Письмо Солженицыну | страница 11



— Не хочу я полемизировать ни с тобой, ни с твоими единомышленниками и вообще ни с какими «идеологическими противниками» еще и потому, что знаю: плодами таких полемик бывают лишь разнокалиберные «Антидюринги». Но я предпочитаю «оспаривать грех, а не переругиваться с грешниками». К тому же у нас здесь много своей работы, которая нам по душе и представляется полезной для дру-гих.

— Ты и твои единомышленники утверждаете, что исповедуете религию добра, любви, смирения и справедливости. Однако в том, что ты пишешь в последние годы, преобладают ненависть, высокомерие и несправедливость. Ты ненавидишь всех, мыслящих не по-твоему, живых и мертвых (будь то Радищев, будь то Милюков или Бердяев). Ты постоянно говоришь и пишешь о своей любви к России и честишь «русофобами» всех, кто не по-твоему рассуждает о русской истории.

Но неужели ты не чувствуешь, какое глубочайшее презрение к русскому народу и к русской интеллигенции заключено в той черносотенной сказке о жидомасонском завоевании России силами мадьярских, латышских и др. «инородческих» штыков?

Именно эта сказка теперь стала основой твоего «метафи-зического» национализма, осью твоего «Красного колеса».

Увы, гнилая ось.

— Тебя-художника я действительно недооценивал.

Но твою душу и твой разум я чрезвычайно переоценивал.

Помнишь, как Толстой объяснял, что каждый человек — это дробь: числитель — то, что о нем думают другие, а знаменатель — то, что он сам о себе думает.

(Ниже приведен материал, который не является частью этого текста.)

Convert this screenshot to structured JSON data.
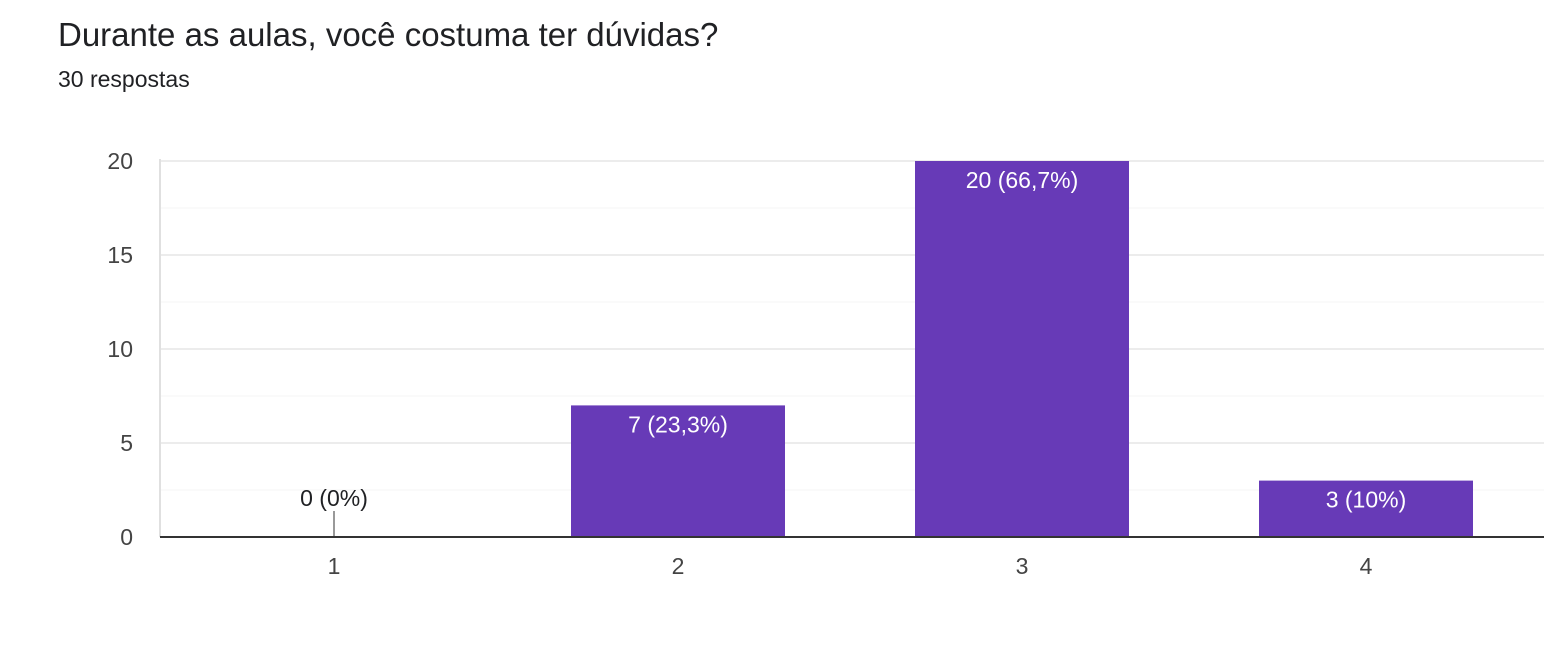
{
  "header": {
    "title": "Durante as aulas, você costuma ter dúvidas?",
    "subtitle": "30 respostas"
  },
  "colors": {
    "bar": "#673ab7",
    "grid": "#ececec",
    "axis": "#333333",
    "label_inside": "#ffffff",
    "label_outside": "#202124",
    "zero_marker": "#999999"
  },
  "chart_data": {
    "type": "bar",
    "categories": [
      "1",
      "2",
      "3",
      "4"
    ],
    "values": [
      0,
      7,
      20,
      3
    ],
    "data_labels": [
      "0 (0%)",
      "7 (23,3%)",
      "20 (66,7%)",
      "3 (10%)"
    ],
    "title": "Durante as aulas, você costuma ter dúvidas?",
    "subtitle": "30 respostas",
    "ylim": [
      0,
      20
    ],
    "yticks": [
      0,
      5,
      10,
      15,
      20
    ],
    "minor_gridlines": true,
    "grid": true,
    "legend": "none"
  }
}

Я долго не замечал, как все нарастал, как «медленно взрывался» твой знаменатель.

За эти дни Рая прочитала мне все твои письма, начиная с 1956 года, и наши дневниковые записи и письма некоторых общих друзей. Печальное было чтение. Сегодня становятся приметны корешки и завязи тех недобрых сил, которые раздували твой «знаменатель». Но все же ты был раньше куда лучше, чем ты сам себя изобразил в «Теленке».

Нет, я не хочу с тобой больше спорить, ни публично, ни вот так. Не хочу потому, что мне опостылело снова и снова думать о тебе, бередить в душе мешанину из горя, гнева, стыда, жалости, которая возникает каждый раз, как начинаю думать.

Когда тебя исключали из Союза писателей, я написал в Правление, взывая к их памяти и воображению. Так и сейчас, напоследок взываю к твоей памяти и воображению.

Желаю тебе и всем твоим доброго здоровья. Желаю тебе еще очень многих лет жизни, чтобы ты мог вернуться в Россию; авось станешь если не добрее, так умнее и все же поймешь, как саморазрушительно заблуждался в эти годы.